The Akita ran past her, but the bear didn’t. Within seconds, the bear had knocked her flat on the ground.

“He was so pissed off, he was growling, angry, shaking his head,” Thomas said. “He just started biting me. I’m yelling ‘No! No!’” she said.

She described the brown bear as 6-7 feet tall on its hind legs, with a thick auburn-orange coat. The bear appeared to be in good health.

“I kept thinking he was going to stop,” Thomas said.

But the attack continued. The bear walked away a couple of times, but would then turn back and bite her again, she said. At one point she tried to get up, but it pulled her back, she said.

“He wanted revenge; that’s what he acted like,” Thomas said.

She huddled into the fetal position and placed her right arm over her head, which she believes protected her neck and head. “He took a pretty darn good chunk out of my right arm, my right leg, my right side,” she said.

“I don’t remember him ever clawing me,” she said.

The bear continued to attack, shaking her and trying to roll her over. “Time seemed to kind of slow down a little and I thought, ‘Well, I might not get out of this one,’ ” Thomas said.
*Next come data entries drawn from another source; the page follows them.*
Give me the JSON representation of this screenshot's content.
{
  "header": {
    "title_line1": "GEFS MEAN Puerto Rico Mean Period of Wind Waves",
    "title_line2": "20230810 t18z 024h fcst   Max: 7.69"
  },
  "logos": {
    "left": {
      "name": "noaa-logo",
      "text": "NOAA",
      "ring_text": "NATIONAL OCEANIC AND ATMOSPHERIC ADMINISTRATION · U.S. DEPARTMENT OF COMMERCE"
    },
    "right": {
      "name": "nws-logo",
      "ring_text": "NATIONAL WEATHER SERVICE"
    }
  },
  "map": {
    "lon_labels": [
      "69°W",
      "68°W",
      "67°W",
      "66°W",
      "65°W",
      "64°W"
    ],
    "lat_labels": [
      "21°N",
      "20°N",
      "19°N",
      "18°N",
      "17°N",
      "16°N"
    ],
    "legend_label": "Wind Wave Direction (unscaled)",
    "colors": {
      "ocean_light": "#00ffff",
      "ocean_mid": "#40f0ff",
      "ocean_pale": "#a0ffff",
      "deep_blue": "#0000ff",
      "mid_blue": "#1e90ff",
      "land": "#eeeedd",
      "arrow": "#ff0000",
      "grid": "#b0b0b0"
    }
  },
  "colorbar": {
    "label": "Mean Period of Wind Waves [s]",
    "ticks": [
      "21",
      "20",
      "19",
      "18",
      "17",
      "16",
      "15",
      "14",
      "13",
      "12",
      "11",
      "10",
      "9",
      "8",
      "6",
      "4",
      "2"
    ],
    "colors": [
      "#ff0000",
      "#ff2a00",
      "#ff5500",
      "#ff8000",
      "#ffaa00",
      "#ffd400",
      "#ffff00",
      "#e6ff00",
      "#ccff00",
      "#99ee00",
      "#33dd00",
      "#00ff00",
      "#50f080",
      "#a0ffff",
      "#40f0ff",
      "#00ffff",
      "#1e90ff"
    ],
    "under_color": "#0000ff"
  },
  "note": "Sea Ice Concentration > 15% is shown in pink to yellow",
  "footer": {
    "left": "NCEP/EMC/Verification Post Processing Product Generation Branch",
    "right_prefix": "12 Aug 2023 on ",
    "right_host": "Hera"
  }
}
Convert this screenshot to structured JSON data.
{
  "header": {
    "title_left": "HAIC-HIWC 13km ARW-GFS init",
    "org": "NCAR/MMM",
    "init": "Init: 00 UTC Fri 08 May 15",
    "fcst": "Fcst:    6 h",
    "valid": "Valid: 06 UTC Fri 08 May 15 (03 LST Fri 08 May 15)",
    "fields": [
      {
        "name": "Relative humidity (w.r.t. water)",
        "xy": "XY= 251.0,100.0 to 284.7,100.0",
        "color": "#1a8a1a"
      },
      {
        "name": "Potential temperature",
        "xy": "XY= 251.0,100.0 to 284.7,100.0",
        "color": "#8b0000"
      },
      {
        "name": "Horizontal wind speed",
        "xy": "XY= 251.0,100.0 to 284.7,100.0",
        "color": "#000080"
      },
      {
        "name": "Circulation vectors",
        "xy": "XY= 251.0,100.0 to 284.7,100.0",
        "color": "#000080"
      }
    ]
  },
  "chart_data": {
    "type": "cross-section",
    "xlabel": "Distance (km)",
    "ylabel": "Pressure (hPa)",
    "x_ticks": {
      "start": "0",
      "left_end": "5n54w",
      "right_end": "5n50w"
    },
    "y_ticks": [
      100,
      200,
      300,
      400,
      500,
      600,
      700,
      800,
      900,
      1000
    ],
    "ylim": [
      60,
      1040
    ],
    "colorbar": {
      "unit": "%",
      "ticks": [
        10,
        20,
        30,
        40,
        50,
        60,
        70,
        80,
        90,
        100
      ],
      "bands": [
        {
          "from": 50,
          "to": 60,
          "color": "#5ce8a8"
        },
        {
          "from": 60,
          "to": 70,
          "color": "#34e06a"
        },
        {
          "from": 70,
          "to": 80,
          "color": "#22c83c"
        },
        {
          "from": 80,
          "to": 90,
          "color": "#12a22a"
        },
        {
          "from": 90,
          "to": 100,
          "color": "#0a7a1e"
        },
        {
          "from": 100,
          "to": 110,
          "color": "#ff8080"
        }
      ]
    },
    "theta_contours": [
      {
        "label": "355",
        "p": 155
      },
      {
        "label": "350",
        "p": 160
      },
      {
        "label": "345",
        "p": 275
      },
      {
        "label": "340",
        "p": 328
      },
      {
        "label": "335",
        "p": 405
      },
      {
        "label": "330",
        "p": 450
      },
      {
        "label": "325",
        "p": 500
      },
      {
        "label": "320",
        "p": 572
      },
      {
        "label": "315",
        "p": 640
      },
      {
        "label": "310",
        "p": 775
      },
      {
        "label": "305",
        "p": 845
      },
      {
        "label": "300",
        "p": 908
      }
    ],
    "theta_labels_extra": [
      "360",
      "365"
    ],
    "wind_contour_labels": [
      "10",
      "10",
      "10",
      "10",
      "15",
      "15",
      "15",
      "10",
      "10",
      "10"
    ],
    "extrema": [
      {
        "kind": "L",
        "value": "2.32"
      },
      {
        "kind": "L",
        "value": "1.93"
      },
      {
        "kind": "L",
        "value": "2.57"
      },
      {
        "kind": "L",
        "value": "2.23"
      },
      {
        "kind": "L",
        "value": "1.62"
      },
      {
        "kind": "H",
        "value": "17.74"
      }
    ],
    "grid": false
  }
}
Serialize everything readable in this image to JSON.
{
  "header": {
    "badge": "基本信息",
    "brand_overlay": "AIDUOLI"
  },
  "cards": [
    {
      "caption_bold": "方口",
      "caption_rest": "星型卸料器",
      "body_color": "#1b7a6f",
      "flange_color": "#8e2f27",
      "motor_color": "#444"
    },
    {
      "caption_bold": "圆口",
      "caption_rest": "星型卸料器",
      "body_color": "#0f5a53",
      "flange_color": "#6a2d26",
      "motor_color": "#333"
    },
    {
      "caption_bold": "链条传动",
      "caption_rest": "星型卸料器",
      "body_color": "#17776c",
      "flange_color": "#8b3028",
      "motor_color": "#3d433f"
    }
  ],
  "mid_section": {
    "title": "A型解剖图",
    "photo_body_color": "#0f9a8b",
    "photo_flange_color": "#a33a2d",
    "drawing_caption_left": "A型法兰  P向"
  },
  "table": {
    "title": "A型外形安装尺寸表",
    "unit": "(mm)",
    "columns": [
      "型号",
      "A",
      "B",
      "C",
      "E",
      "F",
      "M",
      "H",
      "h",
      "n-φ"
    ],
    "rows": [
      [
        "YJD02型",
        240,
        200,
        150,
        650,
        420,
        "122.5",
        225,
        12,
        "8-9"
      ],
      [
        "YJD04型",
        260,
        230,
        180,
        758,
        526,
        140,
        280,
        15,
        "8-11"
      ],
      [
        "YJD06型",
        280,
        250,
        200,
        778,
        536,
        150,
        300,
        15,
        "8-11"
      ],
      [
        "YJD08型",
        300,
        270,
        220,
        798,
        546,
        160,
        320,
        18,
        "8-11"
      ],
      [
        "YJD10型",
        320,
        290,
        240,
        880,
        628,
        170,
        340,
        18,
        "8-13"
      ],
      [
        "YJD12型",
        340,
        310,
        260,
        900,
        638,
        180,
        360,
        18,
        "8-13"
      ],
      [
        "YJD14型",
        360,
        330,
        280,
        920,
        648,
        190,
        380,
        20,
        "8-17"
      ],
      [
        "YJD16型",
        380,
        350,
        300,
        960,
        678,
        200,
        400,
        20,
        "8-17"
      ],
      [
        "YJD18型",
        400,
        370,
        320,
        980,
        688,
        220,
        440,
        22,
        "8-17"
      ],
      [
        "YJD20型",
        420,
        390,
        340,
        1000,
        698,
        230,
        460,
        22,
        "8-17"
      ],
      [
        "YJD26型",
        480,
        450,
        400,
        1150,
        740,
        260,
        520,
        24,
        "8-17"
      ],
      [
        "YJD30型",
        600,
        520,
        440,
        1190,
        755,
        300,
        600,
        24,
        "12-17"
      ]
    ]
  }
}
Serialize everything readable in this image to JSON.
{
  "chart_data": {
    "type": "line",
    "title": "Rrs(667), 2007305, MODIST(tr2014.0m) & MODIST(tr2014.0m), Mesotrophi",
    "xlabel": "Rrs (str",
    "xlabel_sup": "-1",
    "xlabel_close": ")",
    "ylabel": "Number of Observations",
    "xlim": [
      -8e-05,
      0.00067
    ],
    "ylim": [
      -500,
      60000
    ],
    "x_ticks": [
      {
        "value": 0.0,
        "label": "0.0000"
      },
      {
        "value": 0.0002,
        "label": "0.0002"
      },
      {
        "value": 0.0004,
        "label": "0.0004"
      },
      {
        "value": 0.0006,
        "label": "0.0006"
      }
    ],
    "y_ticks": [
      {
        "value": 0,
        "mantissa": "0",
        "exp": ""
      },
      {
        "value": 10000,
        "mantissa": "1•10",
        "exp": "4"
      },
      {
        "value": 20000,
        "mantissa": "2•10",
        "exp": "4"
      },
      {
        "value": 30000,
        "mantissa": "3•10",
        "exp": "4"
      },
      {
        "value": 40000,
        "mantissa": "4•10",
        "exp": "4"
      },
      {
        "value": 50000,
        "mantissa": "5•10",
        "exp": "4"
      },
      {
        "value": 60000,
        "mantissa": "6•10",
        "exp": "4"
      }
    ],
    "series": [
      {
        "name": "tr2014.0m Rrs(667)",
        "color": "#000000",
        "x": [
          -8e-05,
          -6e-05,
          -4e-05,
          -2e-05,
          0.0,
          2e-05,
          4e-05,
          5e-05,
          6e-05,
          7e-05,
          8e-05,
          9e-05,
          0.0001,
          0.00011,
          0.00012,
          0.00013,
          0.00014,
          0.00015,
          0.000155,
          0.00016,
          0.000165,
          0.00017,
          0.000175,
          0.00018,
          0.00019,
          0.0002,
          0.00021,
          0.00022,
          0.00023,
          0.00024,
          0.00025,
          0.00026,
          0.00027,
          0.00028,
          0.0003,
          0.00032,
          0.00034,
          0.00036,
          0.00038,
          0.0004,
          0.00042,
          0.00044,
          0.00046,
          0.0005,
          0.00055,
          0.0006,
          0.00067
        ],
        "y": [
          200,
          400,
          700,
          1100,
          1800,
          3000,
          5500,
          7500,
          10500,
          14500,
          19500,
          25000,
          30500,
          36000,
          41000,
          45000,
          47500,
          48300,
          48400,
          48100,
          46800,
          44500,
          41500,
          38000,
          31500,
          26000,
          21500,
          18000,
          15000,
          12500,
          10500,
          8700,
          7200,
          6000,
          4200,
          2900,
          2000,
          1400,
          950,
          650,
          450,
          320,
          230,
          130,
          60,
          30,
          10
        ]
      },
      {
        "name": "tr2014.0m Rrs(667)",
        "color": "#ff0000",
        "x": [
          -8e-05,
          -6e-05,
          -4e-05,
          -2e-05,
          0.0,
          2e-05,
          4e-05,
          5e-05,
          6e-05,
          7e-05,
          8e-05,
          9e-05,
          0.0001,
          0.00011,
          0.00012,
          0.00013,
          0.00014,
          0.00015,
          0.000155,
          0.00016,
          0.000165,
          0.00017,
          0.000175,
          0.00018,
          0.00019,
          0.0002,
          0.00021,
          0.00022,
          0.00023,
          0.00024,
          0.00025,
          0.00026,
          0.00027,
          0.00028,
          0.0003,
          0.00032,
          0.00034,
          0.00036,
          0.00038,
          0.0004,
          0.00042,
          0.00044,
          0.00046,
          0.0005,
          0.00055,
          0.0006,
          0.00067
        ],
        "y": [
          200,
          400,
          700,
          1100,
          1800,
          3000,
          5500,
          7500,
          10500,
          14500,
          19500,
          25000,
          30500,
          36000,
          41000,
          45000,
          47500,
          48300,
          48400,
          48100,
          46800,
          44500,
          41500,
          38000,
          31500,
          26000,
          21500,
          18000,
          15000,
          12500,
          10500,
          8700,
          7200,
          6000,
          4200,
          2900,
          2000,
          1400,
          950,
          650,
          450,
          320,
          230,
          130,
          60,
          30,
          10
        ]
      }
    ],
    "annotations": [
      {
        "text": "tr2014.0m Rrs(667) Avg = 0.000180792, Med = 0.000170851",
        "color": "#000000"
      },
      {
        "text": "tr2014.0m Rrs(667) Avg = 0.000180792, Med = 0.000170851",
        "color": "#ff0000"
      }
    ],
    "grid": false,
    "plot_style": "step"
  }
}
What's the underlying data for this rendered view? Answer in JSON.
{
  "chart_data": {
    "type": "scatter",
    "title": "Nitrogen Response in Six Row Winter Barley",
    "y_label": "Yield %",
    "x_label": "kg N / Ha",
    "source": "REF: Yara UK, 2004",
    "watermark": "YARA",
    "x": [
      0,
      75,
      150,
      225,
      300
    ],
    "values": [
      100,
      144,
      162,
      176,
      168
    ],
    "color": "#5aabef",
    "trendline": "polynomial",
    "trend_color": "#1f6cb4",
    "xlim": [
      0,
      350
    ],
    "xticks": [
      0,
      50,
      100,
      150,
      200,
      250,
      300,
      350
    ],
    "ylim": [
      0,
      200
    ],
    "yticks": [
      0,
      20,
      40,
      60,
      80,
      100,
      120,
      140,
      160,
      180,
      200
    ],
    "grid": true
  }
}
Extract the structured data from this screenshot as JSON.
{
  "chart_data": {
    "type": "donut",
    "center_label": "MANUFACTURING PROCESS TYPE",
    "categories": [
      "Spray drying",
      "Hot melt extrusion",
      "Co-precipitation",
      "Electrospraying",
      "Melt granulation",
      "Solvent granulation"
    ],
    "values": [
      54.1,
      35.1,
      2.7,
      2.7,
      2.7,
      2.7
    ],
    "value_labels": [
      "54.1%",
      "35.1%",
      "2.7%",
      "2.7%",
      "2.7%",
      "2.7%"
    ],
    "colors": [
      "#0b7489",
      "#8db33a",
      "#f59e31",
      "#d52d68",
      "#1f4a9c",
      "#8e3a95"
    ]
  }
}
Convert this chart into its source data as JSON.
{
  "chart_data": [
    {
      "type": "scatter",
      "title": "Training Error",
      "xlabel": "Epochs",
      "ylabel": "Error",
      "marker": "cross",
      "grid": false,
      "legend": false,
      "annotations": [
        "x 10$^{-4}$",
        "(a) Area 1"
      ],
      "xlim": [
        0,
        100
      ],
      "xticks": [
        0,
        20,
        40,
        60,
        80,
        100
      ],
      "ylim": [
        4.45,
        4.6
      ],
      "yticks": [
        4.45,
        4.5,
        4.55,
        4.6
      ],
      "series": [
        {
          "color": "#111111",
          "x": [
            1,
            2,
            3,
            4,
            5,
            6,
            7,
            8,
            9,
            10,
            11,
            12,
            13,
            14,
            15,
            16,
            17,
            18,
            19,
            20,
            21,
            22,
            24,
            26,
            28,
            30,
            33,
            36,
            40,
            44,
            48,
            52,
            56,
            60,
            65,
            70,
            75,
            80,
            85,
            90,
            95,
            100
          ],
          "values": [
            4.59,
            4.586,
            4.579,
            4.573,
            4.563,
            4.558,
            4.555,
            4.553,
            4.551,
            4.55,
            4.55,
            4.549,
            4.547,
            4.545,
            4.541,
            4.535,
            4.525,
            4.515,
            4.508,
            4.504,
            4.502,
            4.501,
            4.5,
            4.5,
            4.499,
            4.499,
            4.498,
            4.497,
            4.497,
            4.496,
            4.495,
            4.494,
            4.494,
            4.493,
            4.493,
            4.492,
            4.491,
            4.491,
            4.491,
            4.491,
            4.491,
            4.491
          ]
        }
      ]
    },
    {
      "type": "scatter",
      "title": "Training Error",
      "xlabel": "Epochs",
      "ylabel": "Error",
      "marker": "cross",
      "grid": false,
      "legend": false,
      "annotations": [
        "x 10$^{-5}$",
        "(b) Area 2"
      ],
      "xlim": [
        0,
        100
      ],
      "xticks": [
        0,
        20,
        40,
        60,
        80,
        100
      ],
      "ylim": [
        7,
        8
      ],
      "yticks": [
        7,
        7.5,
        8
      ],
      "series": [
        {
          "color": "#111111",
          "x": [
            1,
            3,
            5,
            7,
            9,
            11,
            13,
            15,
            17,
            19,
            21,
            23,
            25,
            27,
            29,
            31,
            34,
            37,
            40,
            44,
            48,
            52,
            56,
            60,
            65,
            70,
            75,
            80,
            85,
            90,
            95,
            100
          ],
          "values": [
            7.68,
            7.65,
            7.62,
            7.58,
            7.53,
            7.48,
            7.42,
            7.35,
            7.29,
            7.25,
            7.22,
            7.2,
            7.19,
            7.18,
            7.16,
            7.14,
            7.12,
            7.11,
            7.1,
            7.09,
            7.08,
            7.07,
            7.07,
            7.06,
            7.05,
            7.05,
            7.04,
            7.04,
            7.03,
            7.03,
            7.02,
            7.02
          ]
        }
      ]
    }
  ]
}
Eventually, the bear walked off. She waited a while, “and then I had to walk out because there was no one there,” she said. She thought, “I’ve just got to start walking.”

Her dog, Kiska, joined her on the trail. “I was really happy she was OK,” Thomas said. Thomas didn’t look down at her injuries, but she knew there was blood. Kiska was licking at the blood on her pants, she said.

She walked about a mile and a half back to the car. “It was very painful,” she said, and she was dizzy. Once she got to her car, the Akita was waiting for her.

She was medevaced to an Anchorage hospital on Tuesday. “I’ve got a feeling I’m going to be here a while,” she said.

The bear bit her around seven times, she said. The worst bites were to her back and inner thigh.

Thomas said she was exceedingly lucky. “He didn’t get any major arteries or internal organs,” she said. “He didn’t get my head or neck.”

The wounds are so deep that they need to heal from the inside out before getting surgery to close up the wounds, she said. Doctors also mentioned getting plastic surgery eventually, she said.

Despite the trauma, “I feel fine,” Thomas said.

Looking forward, “I will never go into the woods without bear spray, or a horn, or a gun, again,” Thomas said.

There are no plans to go after the bear, said Charlotte Westing, wildlife biologist for Fish and Game in Cordova.

“The bear acted in defense of its food source,” Westing said. “We believe that’s the nature of the attack.”

“The message I would like for people to understand is that pets are a real wild card when you’re hiking on trails,” Westing said.

On Wednesday, the U.S. Forest Service issued a temporary trail closure of Heney Ridge Trail, which was closed to the public until further notice. Westing said that the trail will likely be closed for a week.